The impact of pooling evidence for different doses was most pronounced in the base-case analysis of the Cochrane Reviews [33, 34]. In contrast, the results of Jabbar-Lopez 2017 [17] appeared only slightly less favorable than in the other NMAs of that time period, likely due to the inclusion of few treatments with evidence for multiple dosing regimens. Nevertheless, for clinical decision making, these results may not provide the best summary of the relevant evidence base.

However, it must be noted that whilst both the Cochrane Reviews and Jabbar-Lopez 2017 pooled doses for their base-case analysis, they did also perform sensitivity analyses (available in supplementary analyses) in which doses were not pooled. It is, therefore, more appropriate to say that the choice of base-case should be more carefully considered.

Limitations

There were several limitations to this review. Firstly, we did not include HTA reports. Although these are of high importance and largely shape clinical practice in different countries, the details of these analyses are often confidential and therefore their inclusion in our analysis would likely not be possible. However, some of these have been published and were therefore included in our analysis [24, 35]. For similar reasons we did not consider conference abstracts to be eligible in this SLR. When screening studies, the second reviewer only performed a 40% check, resulting in the potential for missing some NMAs. This was unlikely, however, as the level of disagreement between the two reviewers was low and the chances of missing studies were further minimized by checking reference lists in identified publications. Also, we only included analyses in English; however, this is likely to have excluded few, if any, relevant analyses.

Only NMAs that included two or more biologics were of interest for our analysis. Whilst non-biologic systemic treatments are used in moderate-to-severe psoriasis and are often licensed in the same population, in practice they would be used before biologics. Therefore, we believe that their inclusion in our analysis would add unnecessary complexity. Similarly, we excluded simple and matched indirect treatment comparisons, where only two treatments were compared with placebo.
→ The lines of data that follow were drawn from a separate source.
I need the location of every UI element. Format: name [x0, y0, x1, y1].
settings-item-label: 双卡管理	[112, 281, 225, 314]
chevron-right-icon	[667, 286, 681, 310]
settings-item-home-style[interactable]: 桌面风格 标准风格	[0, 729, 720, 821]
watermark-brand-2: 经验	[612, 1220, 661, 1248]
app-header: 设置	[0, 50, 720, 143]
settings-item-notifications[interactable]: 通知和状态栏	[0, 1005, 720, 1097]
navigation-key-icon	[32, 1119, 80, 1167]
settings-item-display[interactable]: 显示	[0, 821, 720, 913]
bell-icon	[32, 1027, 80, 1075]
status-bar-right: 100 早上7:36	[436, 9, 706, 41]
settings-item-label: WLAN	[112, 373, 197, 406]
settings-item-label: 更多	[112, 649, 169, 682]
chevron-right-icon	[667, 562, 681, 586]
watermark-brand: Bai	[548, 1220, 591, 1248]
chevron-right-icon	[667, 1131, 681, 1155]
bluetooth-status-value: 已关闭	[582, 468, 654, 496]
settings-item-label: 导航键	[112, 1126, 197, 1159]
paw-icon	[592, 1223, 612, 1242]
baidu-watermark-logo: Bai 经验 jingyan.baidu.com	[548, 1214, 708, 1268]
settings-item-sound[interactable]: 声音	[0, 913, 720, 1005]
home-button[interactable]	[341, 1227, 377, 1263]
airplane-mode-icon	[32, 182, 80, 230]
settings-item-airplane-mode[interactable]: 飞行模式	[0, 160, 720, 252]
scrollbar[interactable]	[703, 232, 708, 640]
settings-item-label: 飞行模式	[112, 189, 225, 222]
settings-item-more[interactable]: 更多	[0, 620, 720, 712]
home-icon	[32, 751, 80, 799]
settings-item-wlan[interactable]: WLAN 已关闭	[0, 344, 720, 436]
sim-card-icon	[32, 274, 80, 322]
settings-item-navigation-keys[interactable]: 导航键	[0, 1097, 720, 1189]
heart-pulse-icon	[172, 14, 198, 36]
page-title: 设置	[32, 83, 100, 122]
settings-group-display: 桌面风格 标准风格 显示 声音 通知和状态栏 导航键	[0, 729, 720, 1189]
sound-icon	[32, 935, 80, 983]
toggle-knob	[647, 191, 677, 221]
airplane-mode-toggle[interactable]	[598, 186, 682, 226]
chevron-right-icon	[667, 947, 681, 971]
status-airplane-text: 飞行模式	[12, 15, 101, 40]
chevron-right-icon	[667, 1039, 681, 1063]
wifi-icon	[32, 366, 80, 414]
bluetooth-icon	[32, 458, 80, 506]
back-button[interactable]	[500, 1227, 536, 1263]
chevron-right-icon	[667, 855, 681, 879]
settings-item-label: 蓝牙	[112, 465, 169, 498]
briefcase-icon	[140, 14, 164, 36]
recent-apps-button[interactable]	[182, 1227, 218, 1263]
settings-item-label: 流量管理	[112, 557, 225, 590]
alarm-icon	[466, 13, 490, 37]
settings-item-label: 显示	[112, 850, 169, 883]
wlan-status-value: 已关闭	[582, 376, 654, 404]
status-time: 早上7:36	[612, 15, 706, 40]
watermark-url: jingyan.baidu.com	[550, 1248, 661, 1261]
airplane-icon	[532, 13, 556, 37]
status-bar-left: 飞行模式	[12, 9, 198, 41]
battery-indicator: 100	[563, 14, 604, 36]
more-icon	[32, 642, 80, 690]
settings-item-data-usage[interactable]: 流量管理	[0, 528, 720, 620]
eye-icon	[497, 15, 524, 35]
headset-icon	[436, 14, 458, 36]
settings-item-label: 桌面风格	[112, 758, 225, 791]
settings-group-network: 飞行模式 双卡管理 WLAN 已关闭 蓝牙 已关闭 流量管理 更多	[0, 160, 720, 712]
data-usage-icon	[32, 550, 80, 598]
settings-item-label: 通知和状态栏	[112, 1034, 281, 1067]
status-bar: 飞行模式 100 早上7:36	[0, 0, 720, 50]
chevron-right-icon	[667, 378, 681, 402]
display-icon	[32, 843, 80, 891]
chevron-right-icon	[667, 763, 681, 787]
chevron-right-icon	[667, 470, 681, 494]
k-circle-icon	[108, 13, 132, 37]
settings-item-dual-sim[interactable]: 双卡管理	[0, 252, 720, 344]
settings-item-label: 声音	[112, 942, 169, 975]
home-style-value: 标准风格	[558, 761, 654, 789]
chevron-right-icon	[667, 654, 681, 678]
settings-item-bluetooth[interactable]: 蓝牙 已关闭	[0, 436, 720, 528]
In an area such as psoriasis, with its abundance of therapeutic options, such analyses would only provide a very narrow view of the treatment landscape.

Furthermore, we compared results from NMAs for PASI response, as these were the most commonly reported results. It is possible, however, that if we considered outcomes such as Physician’s Global Assessment (PGA) and Dermatology Life Quality Index (DLQI), the results of our analysis could have been different. The scope for comparison of the included NMA evidence for these outcomes was limited, however, as only five analyses evaluated PGA, [21, 25, 33, 34, 38] and five, DLQI [17, 20, 25, 33, 34].

Conclusions

There are numerous analyses assessing the efficacy and safety of treatments for moderate-to-severe psoriasis. Despite their methodological differences and differences in funding sources the analyses reported broadly similar results and conclusions. This consistency highlights the reliability of NMAs for use in clinical practice, emphasizing that newer biologics are more efficacious than older treatments. However, there were some important differences in the results of NMAs, likely resulting from the methods used and assumptions made.

When using NMAs to inform clinical practice, consideration should be given to those NMAs that include most, if not all, of the features that make a methodologically valid and robust analysis: inclusion of all relevant trials and comparator treatments, thorough assessment of heterogeneity and inconsistency, complete reporting of comparative effects, and associated uncertainty. To ensure that results are relevant and applicable, comparator treatments should be synthesized in a way that is reflective of their marketing authorization and use in clinical practice, considering characteristics such as population, dose, and duration. Finally, whilst efficacy is of high importance to patients, so are outcomes such as quality of life and safety. An analysis that captures all of these factors would be optimal for use in clinical decision making.